Unlike in England, if the seat is held or found to be in India, the three-stage enquiry in Sul America’s Case may not be consistent with the scheme of the Indian Arbitration and Conciliation Act, 1996 (‘the Act, 1996’). The Act,1996 ensures party autonomy in respect of most curial matters but proper law provisions, in contrast, are made non-derogable, even though the Act, 1996 does not use the expression “mandatory”. The wording of Section 2(2) suggests that the intention of the Legislature was to make provisions of Part I compulsorily applicable to an arbitration, including an international commercial arbitration, which takes place in India. Parties cannot, by agreement, override or exclude the non-derogable provisions of Part I in such arbitrations[10]. Broadly speaking (barring few exceptions), the curial law is contained in Chapters III to VI, whereas proper law of the contract is covered in large measure in the other Chapters of Part I[11]. In BALCO’s Case [12], the Supreme Court of India held that the Arbitration and Conciliation Act, 1996 has accepted the territoriality principle which has been adopted in the Uncitral Model Law and further that Part I of the Arbitration Act, 1996 would have no application to international commercial arbitration held outside India. Section 2(2) makes a declaration that Part I of the Act, 1996 shall apply to all arbitrations which take place within India. Consequently therefore, once the seat is held or found to be within India, even the non-derogable substantive provisions of the Act, 1996 shall mandatorily govern the arbitration agreement which would include questions relating to existence, legality and validity of the Arbitration Agreement.

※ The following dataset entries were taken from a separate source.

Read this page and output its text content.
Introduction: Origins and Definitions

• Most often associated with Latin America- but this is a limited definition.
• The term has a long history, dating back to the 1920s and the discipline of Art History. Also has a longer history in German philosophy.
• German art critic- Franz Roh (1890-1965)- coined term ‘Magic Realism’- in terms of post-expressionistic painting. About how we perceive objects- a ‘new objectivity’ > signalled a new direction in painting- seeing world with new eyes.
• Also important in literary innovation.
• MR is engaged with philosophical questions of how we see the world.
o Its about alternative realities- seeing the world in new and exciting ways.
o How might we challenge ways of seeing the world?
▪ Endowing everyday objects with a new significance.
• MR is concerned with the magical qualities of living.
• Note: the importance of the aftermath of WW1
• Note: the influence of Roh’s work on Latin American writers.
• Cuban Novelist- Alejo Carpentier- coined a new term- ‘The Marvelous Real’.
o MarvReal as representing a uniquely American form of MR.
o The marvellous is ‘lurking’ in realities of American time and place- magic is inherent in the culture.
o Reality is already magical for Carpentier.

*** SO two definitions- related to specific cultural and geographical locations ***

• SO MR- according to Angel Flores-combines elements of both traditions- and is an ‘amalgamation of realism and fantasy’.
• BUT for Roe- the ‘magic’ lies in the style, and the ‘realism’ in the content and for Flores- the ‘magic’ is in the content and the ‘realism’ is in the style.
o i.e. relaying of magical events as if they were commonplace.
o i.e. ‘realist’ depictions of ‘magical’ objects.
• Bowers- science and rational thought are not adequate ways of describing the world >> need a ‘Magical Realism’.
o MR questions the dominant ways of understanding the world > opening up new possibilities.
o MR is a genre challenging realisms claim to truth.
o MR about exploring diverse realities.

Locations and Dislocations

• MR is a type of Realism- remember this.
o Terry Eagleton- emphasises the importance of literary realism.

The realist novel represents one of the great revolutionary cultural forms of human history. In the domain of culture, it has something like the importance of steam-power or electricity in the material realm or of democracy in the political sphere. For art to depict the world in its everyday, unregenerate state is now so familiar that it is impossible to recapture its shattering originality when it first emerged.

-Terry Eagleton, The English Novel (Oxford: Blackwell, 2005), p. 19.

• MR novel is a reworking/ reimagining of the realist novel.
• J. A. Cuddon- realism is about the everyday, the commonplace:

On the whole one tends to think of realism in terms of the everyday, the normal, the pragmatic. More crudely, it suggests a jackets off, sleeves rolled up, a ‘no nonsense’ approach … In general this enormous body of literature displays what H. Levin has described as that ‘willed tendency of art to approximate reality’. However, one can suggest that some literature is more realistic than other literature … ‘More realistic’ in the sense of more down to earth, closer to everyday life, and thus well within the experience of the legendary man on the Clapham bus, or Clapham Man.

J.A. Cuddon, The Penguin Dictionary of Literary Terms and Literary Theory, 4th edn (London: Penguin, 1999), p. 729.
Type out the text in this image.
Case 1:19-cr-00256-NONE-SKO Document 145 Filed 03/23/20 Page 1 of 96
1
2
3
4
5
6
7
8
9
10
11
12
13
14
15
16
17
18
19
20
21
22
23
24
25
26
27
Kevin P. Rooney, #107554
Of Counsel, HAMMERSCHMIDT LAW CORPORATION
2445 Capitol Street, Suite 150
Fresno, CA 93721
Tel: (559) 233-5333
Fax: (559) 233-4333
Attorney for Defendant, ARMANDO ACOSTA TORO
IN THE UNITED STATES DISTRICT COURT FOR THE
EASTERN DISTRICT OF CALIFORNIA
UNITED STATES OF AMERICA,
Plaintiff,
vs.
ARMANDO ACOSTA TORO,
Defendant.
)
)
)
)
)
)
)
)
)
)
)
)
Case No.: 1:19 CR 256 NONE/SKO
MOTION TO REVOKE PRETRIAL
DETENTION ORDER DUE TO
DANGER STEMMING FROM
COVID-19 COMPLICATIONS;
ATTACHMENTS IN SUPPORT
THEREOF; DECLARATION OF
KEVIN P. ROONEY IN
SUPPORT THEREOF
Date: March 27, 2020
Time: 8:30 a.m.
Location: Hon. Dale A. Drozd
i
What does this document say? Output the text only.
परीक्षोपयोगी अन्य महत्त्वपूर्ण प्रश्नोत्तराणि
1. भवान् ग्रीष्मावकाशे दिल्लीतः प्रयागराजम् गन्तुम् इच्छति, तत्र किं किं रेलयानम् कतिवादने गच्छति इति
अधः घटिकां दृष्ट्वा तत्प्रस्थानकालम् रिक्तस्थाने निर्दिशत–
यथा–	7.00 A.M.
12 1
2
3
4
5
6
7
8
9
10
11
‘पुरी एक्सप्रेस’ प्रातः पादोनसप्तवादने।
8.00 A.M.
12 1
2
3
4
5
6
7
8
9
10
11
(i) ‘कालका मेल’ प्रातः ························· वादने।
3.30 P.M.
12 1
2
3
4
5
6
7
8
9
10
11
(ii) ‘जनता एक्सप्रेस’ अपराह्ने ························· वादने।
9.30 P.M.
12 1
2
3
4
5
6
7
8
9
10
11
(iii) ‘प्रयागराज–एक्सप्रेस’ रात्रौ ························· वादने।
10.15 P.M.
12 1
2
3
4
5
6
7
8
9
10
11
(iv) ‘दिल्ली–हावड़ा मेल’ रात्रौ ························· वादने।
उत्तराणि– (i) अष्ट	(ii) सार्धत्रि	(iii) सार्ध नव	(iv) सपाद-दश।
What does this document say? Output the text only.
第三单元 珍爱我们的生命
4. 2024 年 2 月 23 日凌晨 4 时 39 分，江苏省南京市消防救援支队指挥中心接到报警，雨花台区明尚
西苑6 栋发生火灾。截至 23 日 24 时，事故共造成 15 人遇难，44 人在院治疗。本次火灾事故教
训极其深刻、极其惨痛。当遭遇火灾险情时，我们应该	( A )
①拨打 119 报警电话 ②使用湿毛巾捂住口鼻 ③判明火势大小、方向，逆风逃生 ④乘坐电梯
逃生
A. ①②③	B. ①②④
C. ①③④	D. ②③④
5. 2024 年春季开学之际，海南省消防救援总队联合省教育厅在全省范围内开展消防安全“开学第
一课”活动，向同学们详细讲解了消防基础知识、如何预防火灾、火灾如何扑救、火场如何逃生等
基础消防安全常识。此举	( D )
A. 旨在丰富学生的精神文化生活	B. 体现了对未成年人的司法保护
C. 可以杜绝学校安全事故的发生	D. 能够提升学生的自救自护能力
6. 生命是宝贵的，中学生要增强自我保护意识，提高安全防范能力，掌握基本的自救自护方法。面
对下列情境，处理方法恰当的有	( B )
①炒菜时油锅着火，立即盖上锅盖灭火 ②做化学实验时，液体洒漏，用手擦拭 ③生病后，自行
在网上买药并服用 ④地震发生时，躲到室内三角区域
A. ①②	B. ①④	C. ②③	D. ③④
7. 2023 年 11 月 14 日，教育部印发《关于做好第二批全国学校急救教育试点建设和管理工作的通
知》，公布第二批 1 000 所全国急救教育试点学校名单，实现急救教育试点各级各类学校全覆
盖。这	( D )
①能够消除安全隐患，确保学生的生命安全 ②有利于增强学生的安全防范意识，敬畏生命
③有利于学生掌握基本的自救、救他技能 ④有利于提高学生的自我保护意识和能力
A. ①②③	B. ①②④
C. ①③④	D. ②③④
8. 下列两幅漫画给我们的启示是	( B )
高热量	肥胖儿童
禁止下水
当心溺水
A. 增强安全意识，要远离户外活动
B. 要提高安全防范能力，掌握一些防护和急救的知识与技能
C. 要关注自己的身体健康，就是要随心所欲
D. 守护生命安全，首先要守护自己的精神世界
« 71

But where the arbitration agreement is silent on both the law of arbitration and the seat/place of arbitration, implied choice of the law governing the underlying contract as the law of arbitration may play a crucial role in determining the Court’s supervisory jurisdiction. However, in two cases which were decided earlier under the Bhatia Principle [13] namely Indtel Technical Services Private Ltd. v. W.S. Atkins Rail Limited [14] and Citation Infowares Ltd. v. Equinox Corpn[15]the Supreme Court of India rejected the plea of implied choice of law of contract to apply as the law of arbitration. The said plea was raised relying on the judgment of the Supreme Court in NTPC v. Singer[16] (a judgment under the old arbitration law regime before the Act, 1996), where the Court held that where the proper law of the contract is expressly chosen by the parties, such law must, in the absence of an unmistakable intention to the contrary, govern the arbitration agreement which, though collateral or ancillary to the main contract, is nevertheless a part of such contract.

It is desirable that there is clarity in law and a uniform approach in deciding the choice of applicable laws in international commercial arbitrations as divergent approaches may set the stage for potentially rival conflicting judgments across different jurisdictions and create hurdles in recognition or enforcement of awards.